Saturday, July 2, 2011

Fire

The news recently has been dominated by the massive wildfires in Arizona,  the dire floods in the Midwest.  I look at the images, humbled (yet again) by the power of the elements.  Humbled, and inspired also, by the way so many people pick themselves up after such disasters and press on to recreate their lives.

Nature does too .... regenerate, press on. 

I was reminded of this in South Africa when the Helderberg Mountain which rises behind my house caught fire early one Saturday morning in April.  The winds were dragon fierce.  The natural fynbos tinder dry.  The helicopters hauling seawater stood no chance.  The fire claimed much of the mountain range -- racing through the kloofs and over the ridges of the Nature Reserve,  and then beyond -- across vineyards, flaring in thatched roofs, leaving charred skeletons of dwellings at the edge of Somerset West.

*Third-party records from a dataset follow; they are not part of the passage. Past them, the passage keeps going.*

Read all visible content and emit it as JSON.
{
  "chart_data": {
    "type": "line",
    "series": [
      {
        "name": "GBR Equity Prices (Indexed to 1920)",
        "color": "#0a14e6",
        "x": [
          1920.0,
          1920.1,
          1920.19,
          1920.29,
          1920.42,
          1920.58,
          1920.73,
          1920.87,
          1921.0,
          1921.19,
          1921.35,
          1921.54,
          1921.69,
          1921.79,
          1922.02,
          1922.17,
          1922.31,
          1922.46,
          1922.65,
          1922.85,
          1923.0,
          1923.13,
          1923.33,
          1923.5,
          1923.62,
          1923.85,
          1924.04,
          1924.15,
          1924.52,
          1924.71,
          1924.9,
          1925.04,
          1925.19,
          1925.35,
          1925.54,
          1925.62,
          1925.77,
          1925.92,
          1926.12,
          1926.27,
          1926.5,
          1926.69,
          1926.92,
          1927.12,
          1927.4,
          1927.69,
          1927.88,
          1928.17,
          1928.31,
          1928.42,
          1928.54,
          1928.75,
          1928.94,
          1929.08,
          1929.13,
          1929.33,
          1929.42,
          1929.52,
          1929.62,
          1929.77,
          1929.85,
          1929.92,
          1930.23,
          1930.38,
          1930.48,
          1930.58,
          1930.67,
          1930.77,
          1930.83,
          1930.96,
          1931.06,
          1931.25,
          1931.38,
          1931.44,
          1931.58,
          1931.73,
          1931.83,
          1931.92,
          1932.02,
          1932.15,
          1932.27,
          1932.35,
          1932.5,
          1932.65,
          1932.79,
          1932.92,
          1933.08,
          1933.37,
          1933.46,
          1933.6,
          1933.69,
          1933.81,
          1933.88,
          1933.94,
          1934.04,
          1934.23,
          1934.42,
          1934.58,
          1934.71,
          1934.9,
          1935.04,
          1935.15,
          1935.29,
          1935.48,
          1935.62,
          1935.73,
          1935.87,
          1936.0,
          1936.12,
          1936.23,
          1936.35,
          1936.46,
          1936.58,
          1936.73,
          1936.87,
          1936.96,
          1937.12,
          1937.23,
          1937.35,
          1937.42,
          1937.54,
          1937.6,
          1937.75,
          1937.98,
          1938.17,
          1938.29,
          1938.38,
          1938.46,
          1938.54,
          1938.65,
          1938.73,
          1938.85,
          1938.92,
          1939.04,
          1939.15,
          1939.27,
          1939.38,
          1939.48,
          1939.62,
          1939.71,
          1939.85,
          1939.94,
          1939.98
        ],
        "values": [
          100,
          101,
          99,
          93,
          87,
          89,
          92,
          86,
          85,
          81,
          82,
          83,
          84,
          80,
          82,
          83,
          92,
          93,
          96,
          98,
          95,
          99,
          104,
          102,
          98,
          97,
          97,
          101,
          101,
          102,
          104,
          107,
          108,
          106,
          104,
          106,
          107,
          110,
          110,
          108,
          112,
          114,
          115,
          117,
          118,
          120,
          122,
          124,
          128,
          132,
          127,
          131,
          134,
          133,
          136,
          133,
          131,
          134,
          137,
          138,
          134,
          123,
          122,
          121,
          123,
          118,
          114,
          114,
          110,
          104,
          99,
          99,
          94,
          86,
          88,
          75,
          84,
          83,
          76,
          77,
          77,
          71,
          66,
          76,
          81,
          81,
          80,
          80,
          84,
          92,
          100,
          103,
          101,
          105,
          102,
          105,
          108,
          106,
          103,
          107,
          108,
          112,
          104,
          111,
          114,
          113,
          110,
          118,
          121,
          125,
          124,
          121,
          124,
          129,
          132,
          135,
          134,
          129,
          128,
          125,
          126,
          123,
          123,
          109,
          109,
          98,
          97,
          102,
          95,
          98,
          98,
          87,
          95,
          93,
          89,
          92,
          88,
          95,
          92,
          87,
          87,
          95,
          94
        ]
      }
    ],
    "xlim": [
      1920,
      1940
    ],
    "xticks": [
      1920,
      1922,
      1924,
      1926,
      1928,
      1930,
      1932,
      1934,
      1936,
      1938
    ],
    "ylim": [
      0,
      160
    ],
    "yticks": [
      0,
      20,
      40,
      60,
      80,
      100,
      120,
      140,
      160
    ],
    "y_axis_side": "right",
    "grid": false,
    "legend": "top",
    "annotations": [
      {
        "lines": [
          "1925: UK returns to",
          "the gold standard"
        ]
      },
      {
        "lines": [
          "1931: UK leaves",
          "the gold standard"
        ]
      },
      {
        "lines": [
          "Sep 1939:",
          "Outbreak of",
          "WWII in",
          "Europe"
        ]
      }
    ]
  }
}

Here are some photos of the Helderberg Nature Reserve before the fire. 




My husband, Graham and daughter, Julia walking in the Reserve

Protea in the Reserve

King Protea

Looking from the Reserve towards False Bay. Various Fynbos in the foreground



View of the Helderberg from the other side. Vineyards at its base.

And then came the fire. My walking group from Helderberg Village set off into the Reserve almost a month later to view the devastation, to note the signs of regeneration.





The fire bored right down in this trunk

This slope would have been  covered in fynbos

Protea.  The seeds remain dormant until fire triggers germination







The green in the photo above is masses of Watsonia plants emerging from the charred slopes.   All this in less than a month!! Fire stimulates Watsonia flowering and seed production. 
Next spring this will be an incredible sight.





In the Pink

 These  photos were taken a couple of  years ago after a small fire burned one section 
of a slope.  Next spring the entire mountain side will look like this!!!!

After devastation, hope springs eternal.